Convert RSS feeds and Atom feeds to JSON format. Easily integrate external news feeds into your apps. 100% client-side privacy. Free online tool.

Key Features

  • Supports RSS 2.0 and Atom formats
  • Clean JSON output
  • Extracts titles, links, and dates
  • No server-side storage of feed data

How to Use

  1. Copy the raw XML source from an RSS or Atom feed
  2. Paste the XML into the converter
  3. Click Convert to generate the normalized JSON feed
  4. Use the JSON data in your application front-end

Expert FAQ

  • RSS 2.0 and Atom are structurally different formats — does this normalize them to one JSON shape, or output them differently?
    It normalizes to one consistent JSON shape regardless of source format: RSS 2.0's <item>/<pubDate>/<link> and Atom's <entry>/<published>/<link href="..."> (a genuinely different element and attribute layout for equivalent data) both map to the same output field names, so code consuming the JSON doesn't need separate branches for "if this was originally RSS" vs "if this was originally Atom."
  • Does it handle podcast feeds with <enclosure> tags for audio files?
    Yes — enclosure tags (used for podcast audio/video attachments) are recognized and mapped to explicit url/type/length JSON properties, rather than being dropped as an unrecognized element, since podcast feed consumers specifically need that attachment metadata to build a playable episode list.
  • What happens with malformed or non-standard feed XML — a lot of real-world RSS feeds aren't strictly spec-compliant.
    True to real-world RSS in the wild, this parser tolerates some common non-compliance (missing optional elements, inconsistent date formats across different <pubDate> variants) rather than requiring byte-perfect spec adherence, since a hard failure on the first minor deviation would make the tool useless for a large share of actual feeds.

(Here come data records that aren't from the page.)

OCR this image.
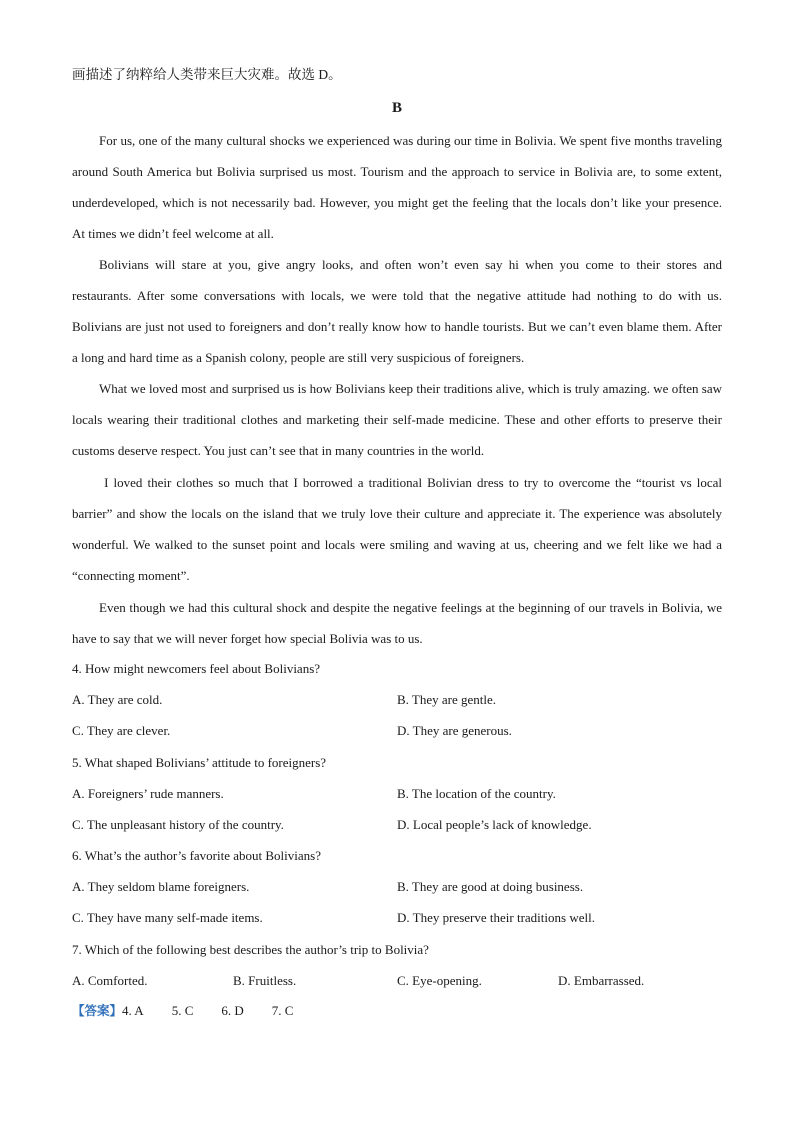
画描述了纳粹给人类带来巨大灾难。故选 D。
B

For us, one of the many cultural shocks we experienced was during our time in Bolivia. We spent five months traveling around South America but Bolivia surprised us most. Tourism and the approach to service in Bolivia are, to some extent, underdeveloped, which is not necessarily bad. However, you might get the feeling that the locals don’t like your presence. At times we didn’t feel welcome at all.

Bolivians will stare at you, give angry looks, and often won’t even say hi when you come to their stores and restaurants. After some conversations with locals, we were told that the negative attitude had nothing to do with us. Bolivians are just not used to foreigners and don’t really know how to handle tourists. But we can’t even blame them. After a long and hard time as a Spanish colony, people are still very suspicious of foreigners.

What we loved most and surprised us is how Bolivians keep their traditions alive, which is truly amazing. we often saw locals wearing their traditional clothes and marketing their self-made medicine. These and other efforts to preserve their customs deserve respect. You just can’t see that in many countries in the world.

I loved their clothes so much that I borrowed a traditional Bolivian dress to try to overcome the “tourist vs local barrier” and show the locals on the island that we truly love their culture and appreciate it. The experience was absolutely wonderful. We walked to the sunset point and locals were smiling and waving at us, cheering and we felt like we had a “connecting moment”.

Even though we had this cultural shock and despite the negative feelings at the beginning of our travels in Bolivia, we have to say that we will never forget how special Bolivia was to us.

4. How might newcomers feel about Bolivians?
A. They are cold.	B. They are gentle.
C. They are clever.	D. They are generous.
5. What shaped Bolivians’ attitude to foreigners?
A. Foreigners’ rude manners.	B. The location of the country.
C. The unpleasant history of the country.	D. Local people’s lack of knowledge.
6. What’s the author’s favorite about Bolivians?
A. They seldom blame foreigners.	B. They are good at doing business.
C. They have many self-made items.	D. They preserve their traditions well.
7. Which of the following best describes the author’s trip to Bolivia?
A. Comforted.	B. Fruitless.	C. Eye-opening.	D. Embarrassed.
【答案】4. A 5. C 6. D 7. C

Genuinely malformed XML (unclosed tags, invalid characters) still fails, since that's a well-formedness problem no amount of leniency can safely paper over.
  • Are HTML entities and CDATA-wrapped content in item descriptions handled correctly?
    Yes — RSS descriptions are frequently HTML-encoded or wrapped in CDATA (since the description often contains embedded HTML markup for rendering), and both forms are correctly unwrapped/decoded to their actual text/HTML content in the JSON output rather than being passed through with literal escape sequences or CDATA delimiters still attached.

Technical Details

RSS 2.0 and Atom are both XML-based syndication formats but use meaningfully different element structures for equivalent data — RSS uses <item>, <pubDate>, and a plain-text <link>; Atom uses <entry>, <published>, and a <link href="..."> attribute instead of element text. This converter normalizes both to one consistent JSON shape, so downstream code working with the converted output doesn't need separate handling branches depending on which syndication format the source feed happened to use — a meaningful simplification when aggregating feeds from multiple sources that don't all use the same format. Podcast-specific feeds add <enclosure> elements carrying attachment metadata (audio/video URL, MIME type, file size) that a general-purpose XML-to-JSON converter would either miss or map awkwardly; this converter recognizes enclosures specifically and maps them to explicit url/type/length JSON properties, since that metadata is exactly what a podcast client needs to build a playable episode list. Real-world RSS feeds are frequently not strictly spec-compliant — missing optional elements, inconsistent date formatting across different publishers' <pubDate> implementations — and this parser tolerates that common class of minor non-compliance rather than hard-failing on the first deviation, since strict spec enforcement would make the tool unusable for a large fraction of feeds actually found in the wild. Genuine well-formedness problems (unclosed tags, invalid characters) still fail, since no amount of leniency can safely guess at genuinely broken XML. Item descriptions, which are commonly HTML-encoded or CDATA-wrapped since they often embed HTML markup for rendering, are correctly unwrapped to their actual content rather than left with literal escape sequences or CDATA delimiters intact. Once converted, explore the result in the JSON Viewer or export selected fields with JSON to CSV.